Additional Questions:

1. How do we find the Maclaurin series for other trigonometric functions like $\sin(x)$ or $\cos(x)$?
2. What is the radius of convergence for the Maclaurin series of $\tan(x)$?
3. How would the Maclaurin series change if we were looking for a different function, such as $\arctan(x)$?
4. What are some common applications of Maclaurin series in physics or engineering?

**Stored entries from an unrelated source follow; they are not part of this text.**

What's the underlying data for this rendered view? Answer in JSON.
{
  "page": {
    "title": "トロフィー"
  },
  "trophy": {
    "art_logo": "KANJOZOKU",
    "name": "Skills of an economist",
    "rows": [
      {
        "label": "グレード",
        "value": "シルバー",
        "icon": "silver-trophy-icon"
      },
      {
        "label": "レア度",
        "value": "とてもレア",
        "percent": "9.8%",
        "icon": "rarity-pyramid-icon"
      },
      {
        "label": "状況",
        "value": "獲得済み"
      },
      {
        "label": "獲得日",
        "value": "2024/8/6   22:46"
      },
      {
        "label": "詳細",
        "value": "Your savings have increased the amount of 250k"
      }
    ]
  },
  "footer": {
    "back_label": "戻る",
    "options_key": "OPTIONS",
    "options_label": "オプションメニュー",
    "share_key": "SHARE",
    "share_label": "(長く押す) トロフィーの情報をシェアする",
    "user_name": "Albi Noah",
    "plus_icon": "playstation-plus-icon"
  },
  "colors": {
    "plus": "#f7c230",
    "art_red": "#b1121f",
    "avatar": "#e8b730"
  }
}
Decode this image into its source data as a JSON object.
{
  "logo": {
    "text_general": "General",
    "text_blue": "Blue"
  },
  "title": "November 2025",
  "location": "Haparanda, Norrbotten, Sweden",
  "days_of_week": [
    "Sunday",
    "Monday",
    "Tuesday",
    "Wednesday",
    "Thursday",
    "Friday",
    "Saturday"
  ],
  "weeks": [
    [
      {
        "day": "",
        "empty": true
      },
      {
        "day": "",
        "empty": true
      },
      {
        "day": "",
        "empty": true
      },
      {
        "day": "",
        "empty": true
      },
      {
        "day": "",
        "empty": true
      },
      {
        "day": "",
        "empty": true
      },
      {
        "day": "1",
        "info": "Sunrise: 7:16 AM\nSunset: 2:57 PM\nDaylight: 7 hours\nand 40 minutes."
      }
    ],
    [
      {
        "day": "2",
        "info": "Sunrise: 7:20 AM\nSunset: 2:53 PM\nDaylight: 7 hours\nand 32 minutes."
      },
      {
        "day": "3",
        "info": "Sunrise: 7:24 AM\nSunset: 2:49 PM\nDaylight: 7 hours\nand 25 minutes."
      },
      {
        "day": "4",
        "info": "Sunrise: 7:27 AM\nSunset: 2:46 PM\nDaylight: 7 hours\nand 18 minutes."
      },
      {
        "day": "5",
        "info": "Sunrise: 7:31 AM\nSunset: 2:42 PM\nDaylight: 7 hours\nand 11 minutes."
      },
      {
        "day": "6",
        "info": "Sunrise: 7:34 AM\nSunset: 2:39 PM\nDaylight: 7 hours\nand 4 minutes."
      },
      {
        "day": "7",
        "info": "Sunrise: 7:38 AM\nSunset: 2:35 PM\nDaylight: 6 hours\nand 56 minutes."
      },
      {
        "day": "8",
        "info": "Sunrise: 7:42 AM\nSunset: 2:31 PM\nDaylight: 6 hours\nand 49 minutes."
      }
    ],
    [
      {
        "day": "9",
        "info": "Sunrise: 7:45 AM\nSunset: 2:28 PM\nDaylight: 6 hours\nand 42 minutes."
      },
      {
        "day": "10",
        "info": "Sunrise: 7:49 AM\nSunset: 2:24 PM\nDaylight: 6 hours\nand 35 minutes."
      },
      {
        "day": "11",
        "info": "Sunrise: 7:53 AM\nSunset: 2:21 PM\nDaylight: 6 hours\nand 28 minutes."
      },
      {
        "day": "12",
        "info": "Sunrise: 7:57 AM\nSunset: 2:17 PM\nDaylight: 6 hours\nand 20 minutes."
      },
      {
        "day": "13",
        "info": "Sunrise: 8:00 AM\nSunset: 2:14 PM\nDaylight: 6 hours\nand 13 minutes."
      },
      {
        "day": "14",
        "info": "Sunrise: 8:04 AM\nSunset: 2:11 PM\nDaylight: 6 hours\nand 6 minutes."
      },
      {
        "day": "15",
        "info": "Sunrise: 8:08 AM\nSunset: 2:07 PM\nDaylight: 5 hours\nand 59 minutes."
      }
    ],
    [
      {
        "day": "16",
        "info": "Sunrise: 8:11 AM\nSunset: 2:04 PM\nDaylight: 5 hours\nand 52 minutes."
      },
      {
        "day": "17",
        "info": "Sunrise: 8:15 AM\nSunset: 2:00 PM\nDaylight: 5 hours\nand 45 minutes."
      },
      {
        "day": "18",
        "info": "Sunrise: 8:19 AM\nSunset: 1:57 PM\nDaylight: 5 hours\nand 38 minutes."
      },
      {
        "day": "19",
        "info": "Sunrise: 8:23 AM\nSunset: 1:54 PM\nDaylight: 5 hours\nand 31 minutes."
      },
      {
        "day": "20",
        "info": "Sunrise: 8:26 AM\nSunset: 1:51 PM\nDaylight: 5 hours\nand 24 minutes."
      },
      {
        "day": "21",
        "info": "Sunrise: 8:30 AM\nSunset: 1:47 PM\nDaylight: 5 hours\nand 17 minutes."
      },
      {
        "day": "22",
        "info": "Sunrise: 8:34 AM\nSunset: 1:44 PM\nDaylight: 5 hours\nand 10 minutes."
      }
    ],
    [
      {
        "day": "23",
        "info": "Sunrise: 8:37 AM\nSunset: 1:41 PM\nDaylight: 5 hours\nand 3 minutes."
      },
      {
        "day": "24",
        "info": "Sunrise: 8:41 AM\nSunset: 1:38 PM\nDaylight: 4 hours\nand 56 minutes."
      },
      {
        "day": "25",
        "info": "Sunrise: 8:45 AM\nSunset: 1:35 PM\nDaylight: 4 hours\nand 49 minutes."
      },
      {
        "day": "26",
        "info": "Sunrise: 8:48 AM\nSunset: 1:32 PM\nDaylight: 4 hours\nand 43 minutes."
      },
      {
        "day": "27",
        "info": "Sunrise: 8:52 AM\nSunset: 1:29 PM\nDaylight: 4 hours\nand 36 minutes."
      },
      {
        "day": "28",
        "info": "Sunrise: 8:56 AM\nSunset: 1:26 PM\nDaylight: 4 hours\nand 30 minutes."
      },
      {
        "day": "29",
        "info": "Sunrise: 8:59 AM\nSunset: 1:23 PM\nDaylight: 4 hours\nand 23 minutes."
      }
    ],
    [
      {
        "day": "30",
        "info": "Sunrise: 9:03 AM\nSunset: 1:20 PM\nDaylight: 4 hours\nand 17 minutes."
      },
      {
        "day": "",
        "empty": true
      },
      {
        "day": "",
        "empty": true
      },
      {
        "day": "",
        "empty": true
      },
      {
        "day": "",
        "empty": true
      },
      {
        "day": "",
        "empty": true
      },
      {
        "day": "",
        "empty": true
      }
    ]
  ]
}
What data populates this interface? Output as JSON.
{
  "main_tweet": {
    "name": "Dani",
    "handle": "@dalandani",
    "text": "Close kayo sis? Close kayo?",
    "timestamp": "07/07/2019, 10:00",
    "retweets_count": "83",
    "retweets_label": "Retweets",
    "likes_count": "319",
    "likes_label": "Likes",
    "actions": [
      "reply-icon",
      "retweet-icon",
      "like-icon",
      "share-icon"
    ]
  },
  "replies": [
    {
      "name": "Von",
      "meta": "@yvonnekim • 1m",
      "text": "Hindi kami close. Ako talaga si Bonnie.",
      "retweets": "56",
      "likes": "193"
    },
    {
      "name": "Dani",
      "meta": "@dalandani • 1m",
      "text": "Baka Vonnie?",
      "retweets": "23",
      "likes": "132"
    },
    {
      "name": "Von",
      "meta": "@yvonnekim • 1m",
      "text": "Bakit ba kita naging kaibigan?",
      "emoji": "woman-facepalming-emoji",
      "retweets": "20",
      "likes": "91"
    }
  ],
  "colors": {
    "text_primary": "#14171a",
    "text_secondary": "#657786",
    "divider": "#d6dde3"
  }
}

5. How do you compute higher-order derivatives for more complicated functions?

Tip: Understanding how to derive and apply series expansions is useful for approximating functions, especially when dealing with small values of $x$ in practical applications.